A leoa Leona, que matou o jovem Gerson de Melo Machado, conhecido como “Vaqueirinho”, após ele invadir seu recinto no Parque Arruda Câmara (Bica), em João Pessoa (PB), no domingo (30), voltou à jaula nesta quinta-feira (4). O zoológico afirmou que o animal está recuperado do estresse provocado pelo ataque.
O retorno ao recinto foi divulgado pelo próprio parque nas redes sociais. Segundo a publicação, Leona entrou devagar, observou o ambiente e foi acolhida pela equipe que acompanha sua readaptação. “Todo o processo segue com cuidado e tranquilidade”, informou o zoológico.
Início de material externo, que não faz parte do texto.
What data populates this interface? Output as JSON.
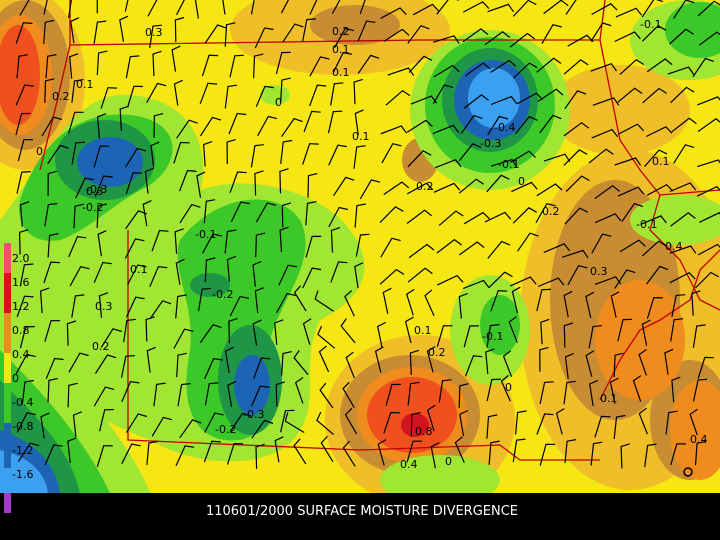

Estresse controlado e comportamento natural
A bióloga Marília Maia, responsável pelo cuidado da leoa, afirmou que o estado do animal é considerado muito positivo.
“Ela está muito bem. Ao longo desses dias, vimos uma evolução muito positiva: comportamentos naturais, boa interação e nenhuma reação negativa, mesmo na presença de outras pessoas”, explicou. De acordo com ela, a reintrodução à jaula continuará sendo monitorada.
Leona estava afastada do público desde o ataque e havia demonstrado estresse elevado após o episódio. Ainda assim, respondeu aos comandos dos tratadores e foi contida sem necessidade de tranquilizantes. Veterinários, biólogos e zootecnistas seguem acompanhando o processo.
Como ocorreu o ataque
A invasão aconteceu na manhã de domingo, enquanto o parque estava aberto à visitação. Gerson escalou uma parede de mais de 6 metros, ultrapassou grades de segurança e usou uma árvore como apoio para entrar na área onde Leona vive.
O momento foi filmado por visitantes. Segundo o Instituto de Polícia Científica da Paraíba (IPC), Gerson morreu por choque hemorrágico provocado por ferimentos perfurantes e contundentes no pescoço. A prefeitura informou que o jovem tinha transtornos mentais e lamentou o ocorrido.
Histórico da leoa e investigação
Nascida em 2006 no próprio zoológico, Leona é filha dos leões Darah e Sadam e sempre viveu no local. Ela já conviveu com outro leão, que morreu meses depois, e desde então permanece sozinha no recinto. Há três anos, outra leoa chegou a ser transferida para a Bica, mas não houve integração.
Após o ataque, o parque foi fechado ao público e segue com atividades suspensas. A Prefeitura de João Pessoa abriu uma investigação para identificar falhas e reforçar protocolos de segurança. O Conselho Regional de Medicina Veterinária da Paraíba (CRMV-PB) também pediu esclarecimentos e anunciou a criação de uma comissão técnica para avaliar as condições do zoológico.